Quite early on an issue struck quite hard, and I know it is something others have picked up on too. She talks of photography as being ‘as much an interpretation of the world, as paintings and drawings. A view that makes perfect sense to me. She then makes a link that has really got me thinking.
“There is an aggression implicit in every use of the camera.”
It is one of those statements that stops you in your tracks and certainly made me reflect on my approach to the ethics of photography. On closer reading I think she is referring primarily to photographing people, which I must admit is something I tend to shy away from. In part I guess because I loathe having my own photo taken – I never recognise the person looking back at me and I find it very discomforting.

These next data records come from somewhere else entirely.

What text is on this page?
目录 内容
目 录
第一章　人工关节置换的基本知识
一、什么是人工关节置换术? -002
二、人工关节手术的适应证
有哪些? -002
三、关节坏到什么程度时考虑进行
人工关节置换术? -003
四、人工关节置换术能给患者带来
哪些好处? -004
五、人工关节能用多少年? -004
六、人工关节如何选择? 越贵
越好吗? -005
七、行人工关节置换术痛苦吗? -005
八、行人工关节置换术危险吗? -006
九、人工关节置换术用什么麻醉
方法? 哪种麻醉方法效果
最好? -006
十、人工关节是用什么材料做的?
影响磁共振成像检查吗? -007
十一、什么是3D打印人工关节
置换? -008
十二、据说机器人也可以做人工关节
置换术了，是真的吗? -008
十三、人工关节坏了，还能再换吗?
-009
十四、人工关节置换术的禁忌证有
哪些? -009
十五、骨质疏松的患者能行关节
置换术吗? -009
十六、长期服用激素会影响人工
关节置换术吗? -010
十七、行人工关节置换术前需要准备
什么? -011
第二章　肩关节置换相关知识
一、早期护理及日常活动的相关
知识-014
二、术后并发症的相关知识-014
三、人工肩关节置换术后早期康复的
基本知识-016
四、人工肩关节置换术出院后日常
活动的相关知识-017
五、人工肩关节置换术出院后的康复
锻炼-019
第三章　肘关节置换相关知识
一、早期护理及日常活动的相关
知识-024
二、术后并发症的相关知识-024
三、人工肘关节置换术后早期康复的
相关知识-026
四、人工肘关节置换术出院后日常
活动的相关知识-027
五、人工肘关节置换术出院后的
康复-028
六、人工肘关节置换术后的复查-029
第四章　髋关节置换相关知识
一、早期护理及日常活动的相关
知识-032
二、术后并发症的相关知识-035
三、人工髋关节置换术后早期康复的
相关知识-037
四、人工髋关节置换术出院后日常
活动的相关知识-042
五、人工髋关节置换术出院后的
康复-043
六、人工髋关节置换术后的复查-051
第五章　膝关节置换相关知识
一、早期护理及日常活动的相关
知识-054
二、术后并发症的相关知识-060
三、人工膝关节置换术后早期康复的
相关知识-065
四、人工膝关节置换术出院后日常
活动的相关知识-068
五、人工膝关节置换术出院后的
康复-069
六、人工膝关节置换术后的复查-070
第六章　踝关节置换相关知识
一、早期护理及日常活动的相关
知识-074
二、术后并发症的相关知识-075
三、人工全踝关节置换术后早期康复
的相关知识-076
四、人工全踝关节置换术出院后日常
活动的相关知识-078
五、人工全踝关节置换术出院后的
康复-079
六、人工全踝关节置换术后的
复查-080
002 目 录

Later in the chapter Sontag (1979: 14) goes on to say:
“To photograph people is to violate them, by seeing them as they never see themselves, by having knowledge for them they can never have; it turns people into objects that can be symbolically possessed.”
This notion sits within the metaphor of the camera as a ‘predatory weapon,’ (Sontag, 1979: 14) a distinctly powerful metaphor that ought to encourage careful reflection on what my camera is ‘aimed’ at and why.
References:
Sontag, S. (1979). On Photography. London: Penguin.